October 03, 2015

Bears in Greece and Colorado

Louie and two smaller pals.
When I was in Greece last month, I saw no Eurasian brown bears, since I was on the bear-free island of Corfu. But in the English-language edition of the newspaper Kathimerini (sort of the Wall Street Journal of Greece), I did read about a sanctuary for bears that for one reason or another cannot be released into the wild.

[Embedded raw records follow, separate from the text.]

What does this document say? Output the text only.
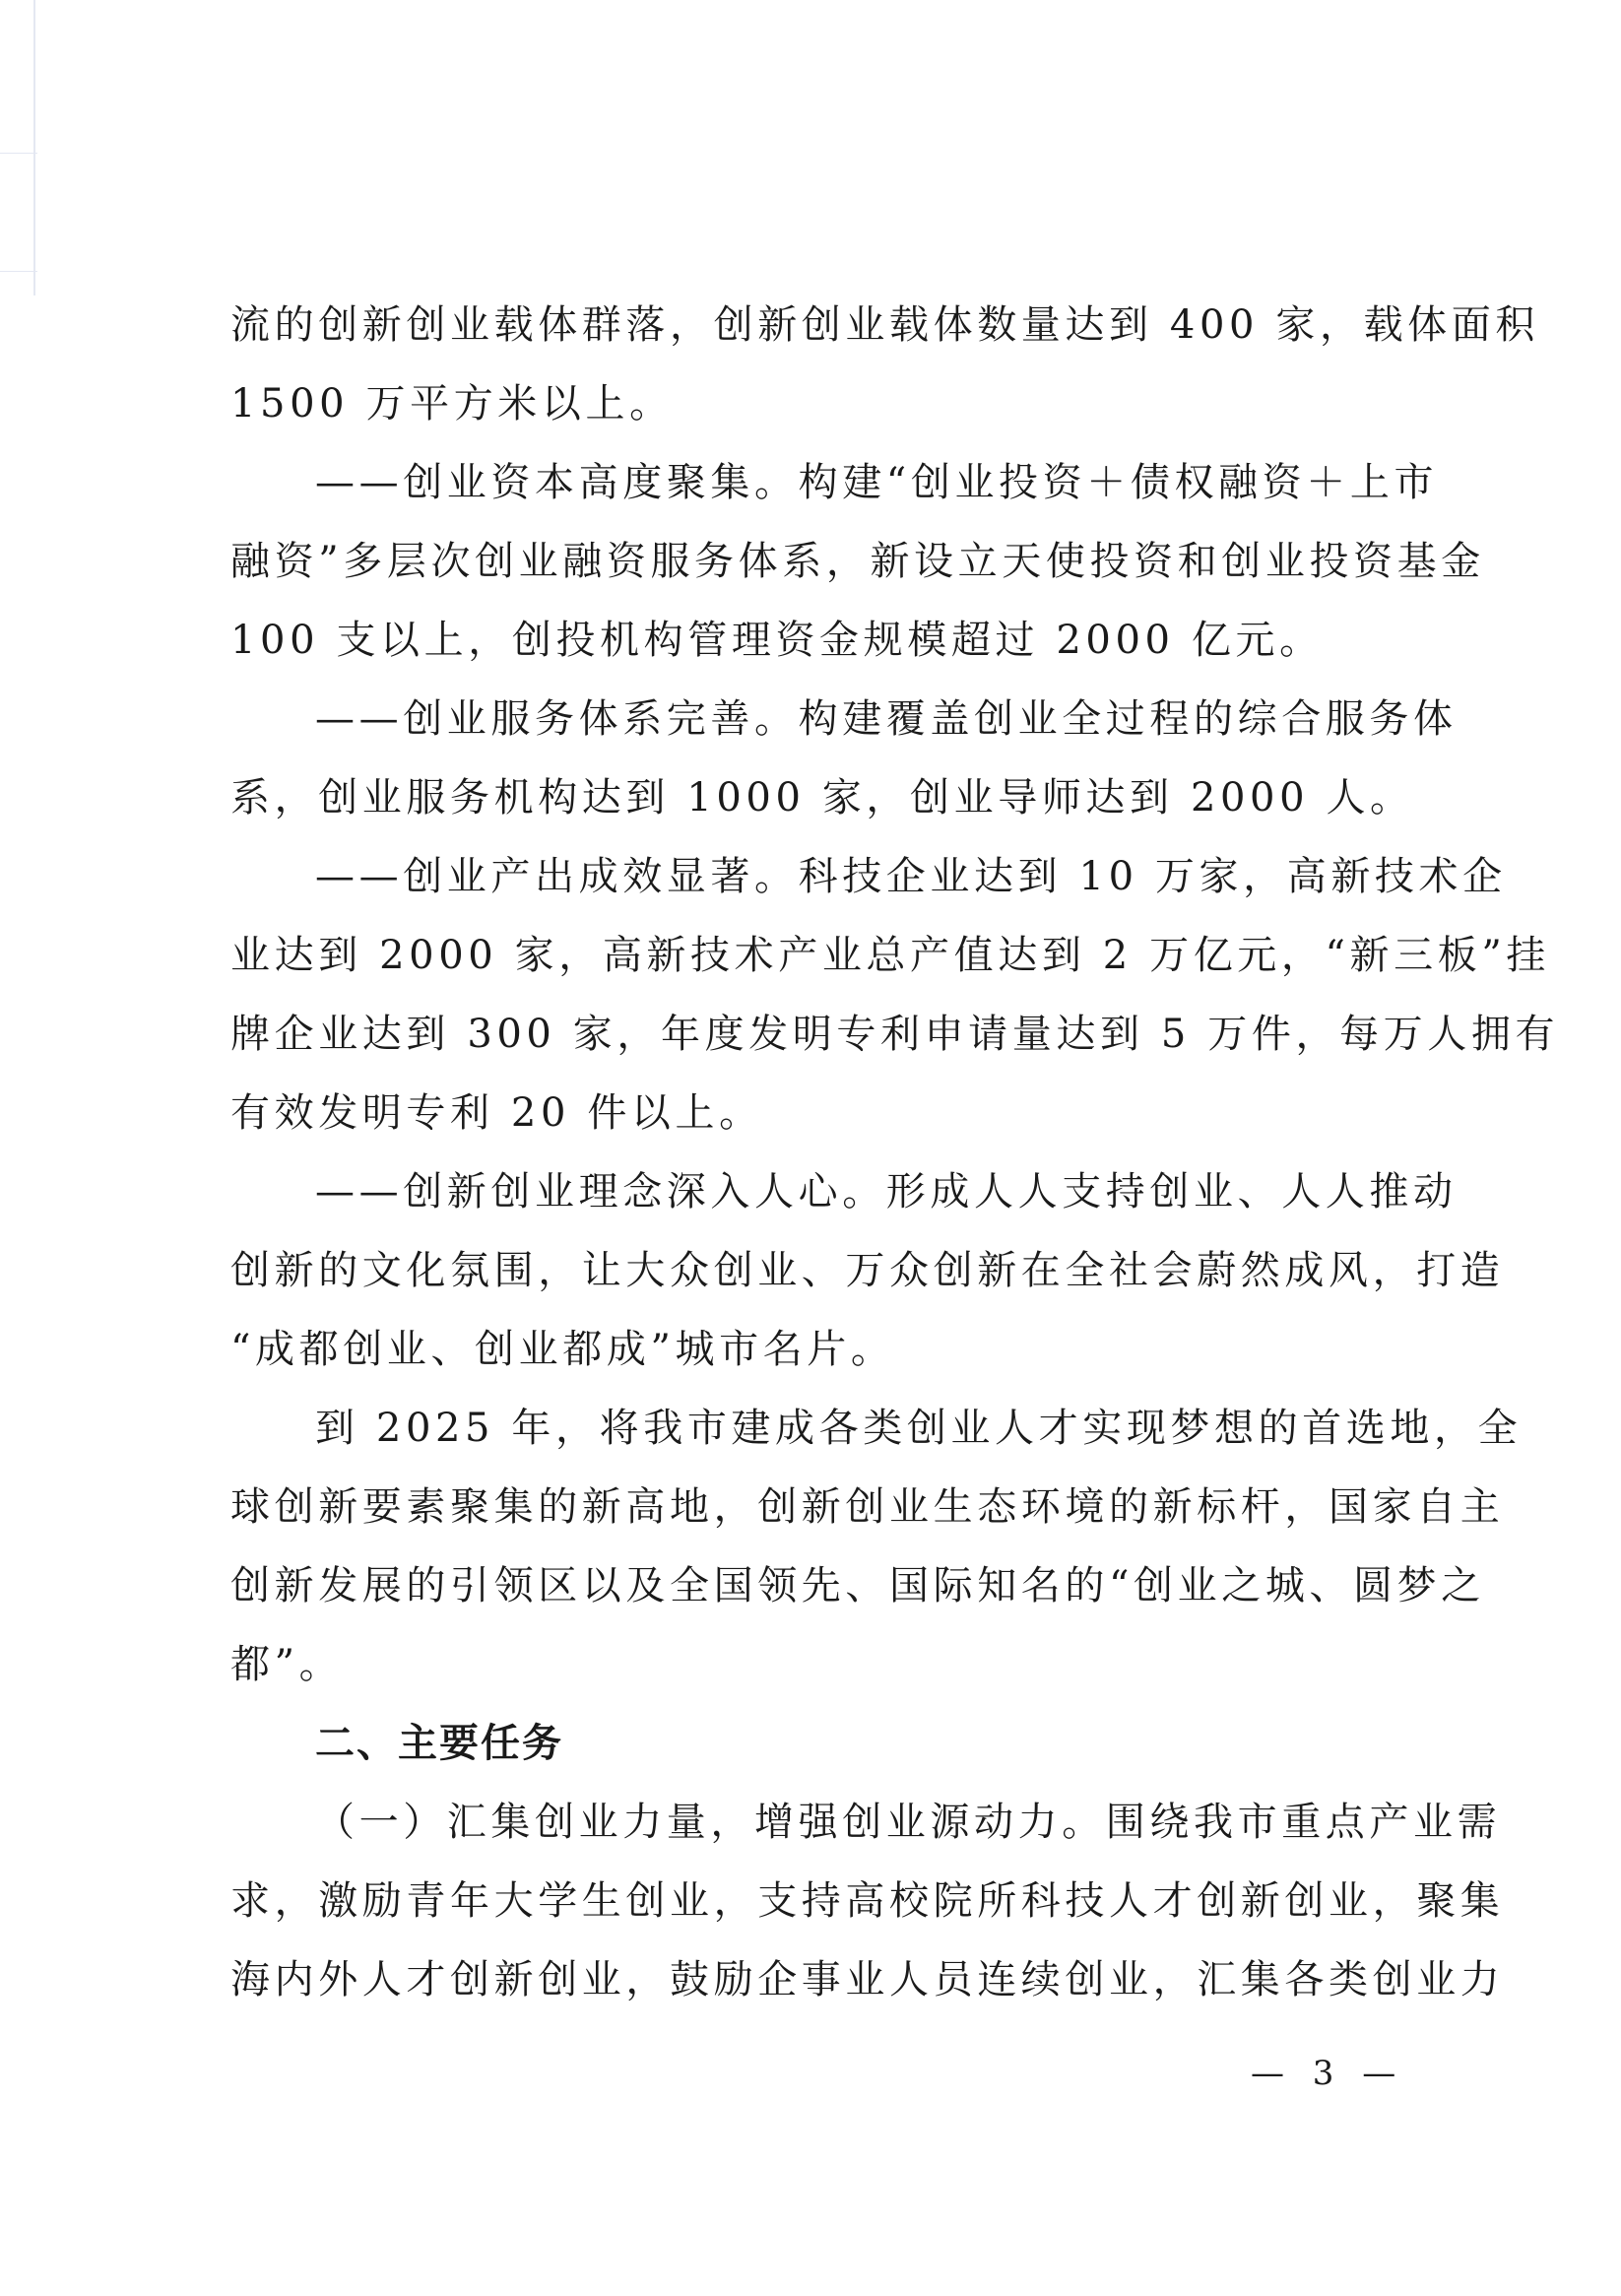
流的创新创业载体群落，创新创业载体数量达到 400 家，载体面积
1500 万平方米以上。
——创业资本高度聚集。构建“创业投资＋债权融资＋上市
融资”多层次创业融资服务体系，新设立天使投资和创业投资基金
100 支以上，创投机构管理资金规模超过 2000 亿元。
——创业服务体系完善。构建覆盖创业全过程的综合服务体
系，创业服务机构达到 1000 家，创业导师达到 2000 人。
——创业产出成效显著。科技企业达到 10 万家，高新技术企
业达到 2000 家，高新技术产业总产值达到 2 万亿元，“新三板”挂
牌企业达到 300 家，年度发明专利申请量达到 5 万件，每万人拥有
有效发明专利 20 件以上。
——创新创业理念深入人心。形成人人支持创业、人人推动
创新的文化氛围，让大众创业、万众创新在全社会蔚然成风，打造
“成都创业、创业都成”城市名片。
到 2025 年，将我市建成各类创业人才实现梦想的首选地，全
球创新要素聚集的新高地，创新创业生态环境的新标杆，国家自主
创新发展的引领区以及全国领先、国际知名的“创业之城、圆梦之
都”。
二、主要任务
（一）汇集创业力量，增强创业源动力。围绕我市重点产业需
求，激励青年大学生创业，支持高校院所科技人才创新创业，聚集
海内外人才创新创业，鼓励企事业人员连续创业，汇集各类创业力
— 3 —
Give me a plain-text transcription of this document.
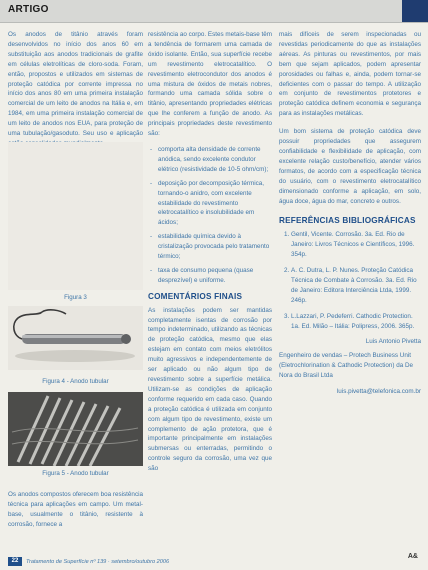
ARTIGO

Os anodos de titânio através foram desenvolvidos no início dos anos 60 em substituição aos anodos tradicionais de grafite em células eletrolíticas de cloro-soda. Foram, então, propostos e utilizados em sistemas de proteção catódica por corrente impressa no início dos anos 80 em uma primeira instalação comercial de um leito de anodos na Itália e, em 1984, em uma primeira instalação comercial de um leito de anodos nos EUA, para proteção de uma tubulação/gasoduto. Seu uso e aplicação

Figura 3
Figura 4 - Anodo tubular
Figura 5 - Anodo tubular

Os anodos compostos oferecem boa resistência técnica para aplicações em campo. Um metal-base, usualmente o titânio, resistente à corrosão, fornece a

resistência ao corpo. Estes metais-base têm a tendência de formarem uma camada de óxido isolante. Então, sua superfície recebe um revestimento eletrocatalítico. O revestimento eletrocondutor dos anodos é uma mistura de óxidos de metais nobres, formando uma camada sólida sobre o titânio, apresentando propriedades elétricas que lhe conferem a função de anodo. As principais propriedades deste revestimento são:

- comporta alta densidade de corrente anódica, sendo excelente condutor elétrico (resistividade de 10-5 ohm/cm);
- deposição por decomposição térmica, tornando-o anidro, com excelente estabilidade do revestimento eletrocatalítico e insolubilidade em ácidos;
- estabilidade química devido à cristalização provocada pelo tratamento térmico;
- taxa de consumo pequena (quase desprezível) e uniforme.
COMENTÁRIOS FINAIS

As instalações podem ser mantidas completamente isentas de corrosão por tempo indeterminado, utilizando as técnicas de proteção catódica, mesmo que elas estejam em contato com meios eletrólitos muito agressivos e independentemente de ser aplicado ou não algum tipo de revestimento sobre a superfície metálica. Utilizam-se as condições de aplicação conforme requerido em cada caso. Quando a proteção catódica é utilizada em conjunto com algum tipo de revestimento, existe um complemento de ação protetora, que é importante principalmente em instalações submersas ou enterradas, permitindo o controle seguro da corrosão, uma vez que são

mais difíceis de serem inspecionadas ou revestidas periodicamente do que as instalações aéreas. As pinturas ou revestimentos, por mais bem que sejam aplicados, podem apresentar porosidades ou falhas e, ainda, podem tornar-se deficientes com o passar do tempo. A utilização em conjunto de revestimentos protetores e proteção catódica definem economia e segurança para as instalações metálicas.

Um bom sistema de proteção catódica deve possuir propriedades que assegurem confiabilidade e flexibilidade de aplicação, com excelente relação custo/benefício, atender vários formatos, de acordo com a especificação técnica do usuário, com o revestimento eletrocatalítico dimensionado conforme a aplicação, em solo, água doce, água do mar, concreto e outros.

REFERÊNCIAS BIBLIOGRÁFICAS
1. Gentil, Vicente. Corrosão. 3a. Ed. Rio de Janeiro: Livros Técnicos e Científicos, 1996. 354p.
2. A. C. Dutra, L. P. Nunes. Proteção Catódica Técnica de Combate à Corrosão. 3a. Ed. Rio de Janeiro: Editora Interciência Ltda, 1999. 246p.
3. L.Lazzari, P. Pedeferri. Cathodic Protection. 1a. Ed. Milão – Itália: Polipress, 2006. 365p.
Luis Antonio Pivetta
Engenheiro de vendas – Protech Business Unit (Eletrochlorination & Cathodic Protection) da De Nora do Brasil Ltda
luis.pivetta@telefonica.com.br
22	Tratamento de Superfície nº 139 · setembro/outubro 2006
A&
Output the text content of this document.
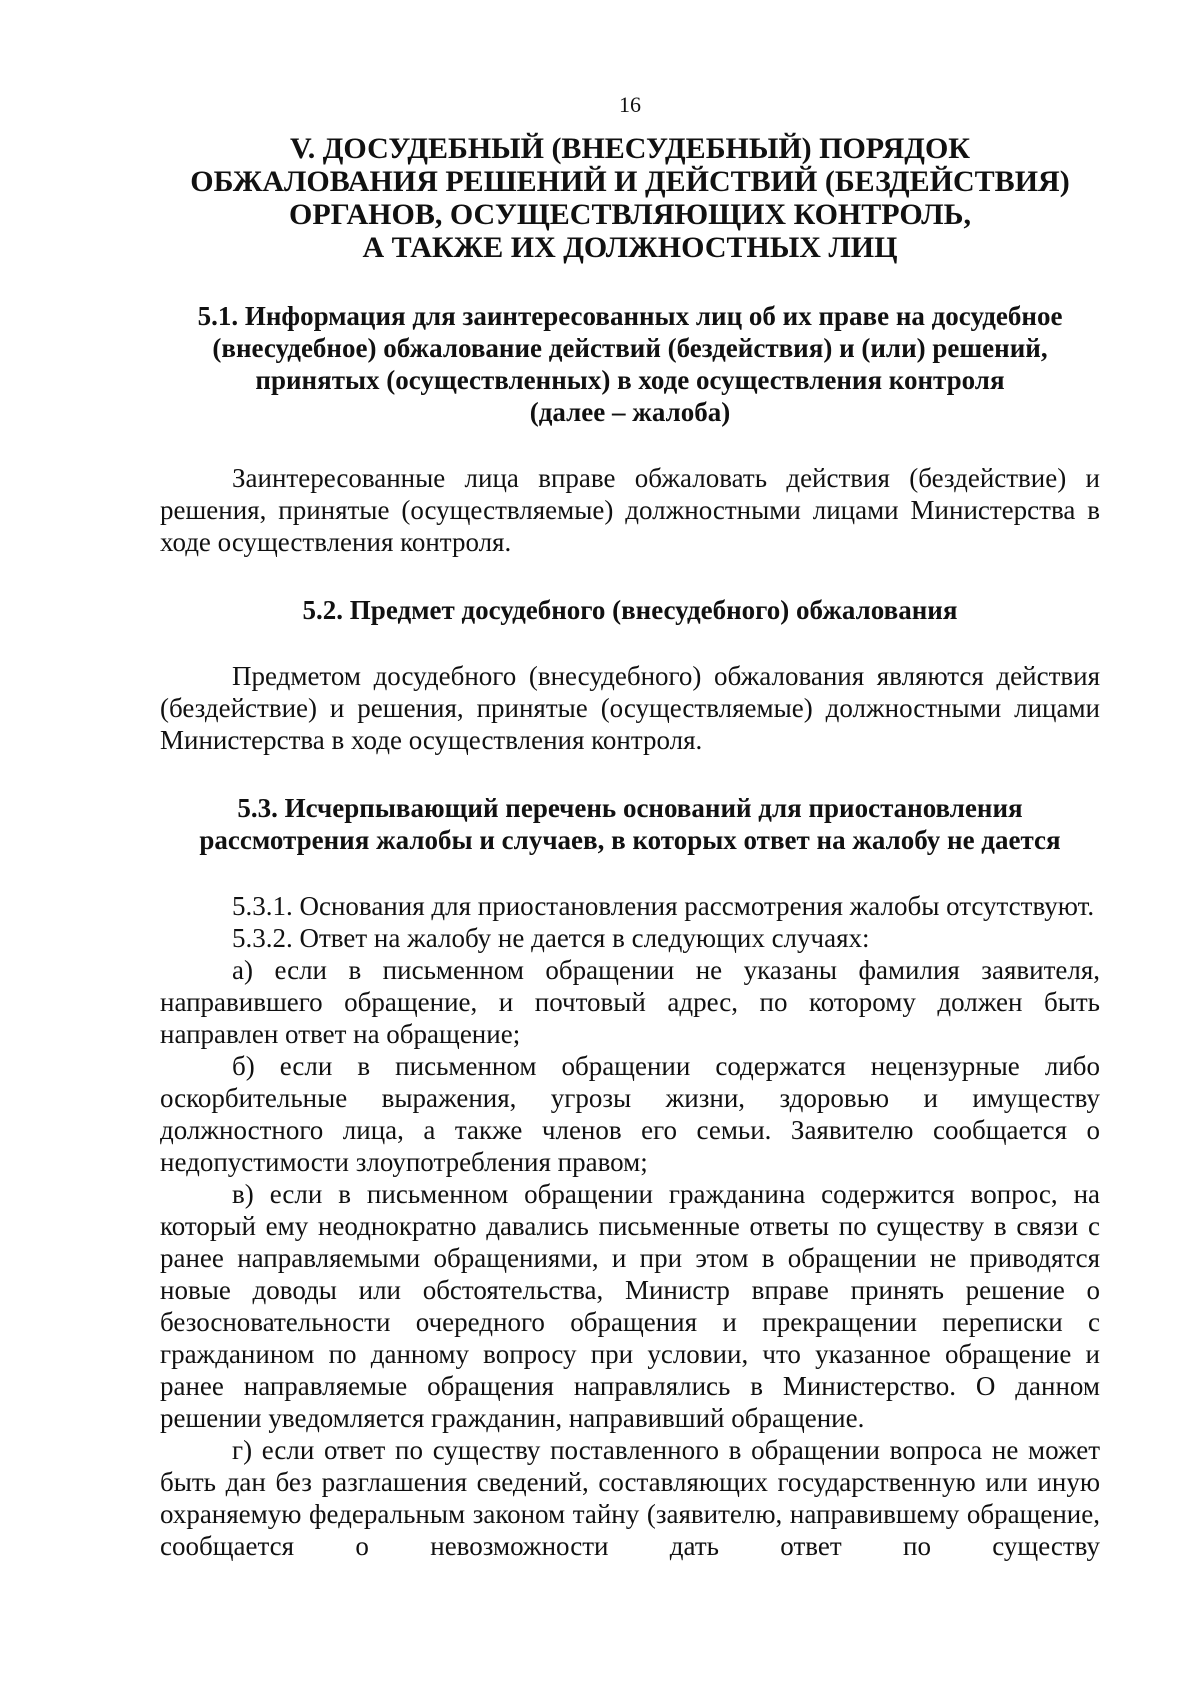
16
V. ДОСУДЕБНЫЙ (ВНЕСУДЕБНЫЙ) ПОРЯДОК
ОБЖАЛОВАНИЯ РЕШЕНИЙ И ДЕЙСТВИЙ (БЕЗДЕЙСТВИЯ)
ОРГАНОВ, ОСУЩЕСТВЛЯЮЩИХ КОНТРОЛЬ,
А ТАКЖЕ ИХ ДОЛЖНОСТНЫХ ЛИЦ
5.1. Информация для заинтересованных лиц об их праве на досудебное
(внесудебное) обжалование действий (бездействия) и (или) решений,
принятых (осуществленных) в ходе осуществления контроля
(далее – жалоба)

Заинтересованные лица вправе обжаловать действия (бездействие) и решения, принятые (осуществляемые) должностными лицами Министерства в ходе осуществления контроля.

5.2. Предмет досудебного (внесудебного) обжалования

Предметом досудебного (внесудебного) обжалования являются действия (бездействие) и решения, принятые (осуществляемые) должностными лицами Министерства в ходе осуществления контроля.

5.3. Исчерпывающий перечень оснований для приостановления
рассмотрения жалобы и случаев, в которых ответ на жалобу не дается

5.3.1. Основания для приостановления рассмотрения жалобы отсутствуют.

5.3.2. Ответ на жалобу не дается в следующих случаях:

а) если в письменном обращении не указаны фамилия заявителя, направившего обращение, и почтовый адрес, по которому должен быть направлен ответ на обращение;

б) если в письменном обращении содержатся нецензурные либо оскорбительные выражения, угрозы жизни, здоровью и имуществу должностного лица, а также членов его семьи. Заявителю сообщается о недопустимости злоупотребления правом;

в) если в письменном обращении гражданина содержится вопрос, на который ему неоднократно давались письменные ответы по существу в связи с ранее направляемыми обращениями, и при этом в обращении не приводятся новые доводы или обстоятельства, Министр вправе принять решение о безосновательности очередного обращения и прекращении переписки с гражданином по данному вопросу при условии, что указанное обращение и ранее направляемые обращения направлялись в Министерство. О данном решении уведомляется гражданин, направивший обращение.

г) если ответ по существу поставленного в обращении вопроса не может быть дан без разглашения сведений, составляющих государственную или иную охраняемую федеральным законом тайну (заявителю, направившему обращение, сообщается о невозможности дать ответ по существу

In that sense this sanctuary, Arcturos, is more like Mission: Wolf here: it offers fairly large, fairly wild enclosures to animals that still must be fed by their human caretakers.
Having eaten his watermelon, 15-year-old Manolis stands up on both feet and appears to wave. His brother, Kyrgiakos, continues to munch away at his own watermelon a few meters away, indifferent to our presence. When they were cubs, the two brothers were found by a person who took them in as pets. But when they tipped the scales at 250 kilograms [550 lbs.] and grew to 2 meters in height, they simply became unmanageable. When Arcturos was called in to help, the two bears were completely used to living with people. It would be impossible for them to live in their natural habitat now, which means they will have to live their whole lives in captivity. However, they could do far worse than the Arcturos Sanctuary, an area of some 50 acres offering food, guaranteed care and optimal living conditions.
 Greece does still have a small, but growing, population of wild bears:
“With more than 450 registered bears, Greece’s bear population is considered one of the most significant in the Balkan region. The bears are part of a common clade ranging from the Swiss Alps to Greece. This new evidence challenges data found in the International Union for Conservation of Nature (IUCN) Red List of endangered species, which suggests that there are no more than 200 bears living in Greece,” Arcturos’s scientific coordinator, Alexandros Karamanlidis, told Kathimerini in a recent interview.
Home from our trip, M. and I yesterday visited the local wildlife rehabilitators and saw a Colorado celebrity, Louie the pizza shop bear.
Blanca Caro, the Colorado Springs police school resource officer at Palmer High School, said the bear's presence in downtown Monday nearly caused the school to go on lockdown. But further investigation revealed that the animal was not a threat to students and had made its way to Louie's Pizza on North Tejon Street.

Lockdown. For a bear cub. I can only hope that they were protecting the bear cub from high school students, not the other way around.

Louie and his two companions (from another rescue) were very shy, which is good. The rehabbers predict that with about ten weeks to go, they can have the cubs fat enough to enter hibernation in the wild. I need to drop off a contribution of puppy chow. A 40-pound sack should last them . . . two days?  We brought watermelons and acorns yesterday. Both Greek and American bears love watermelon.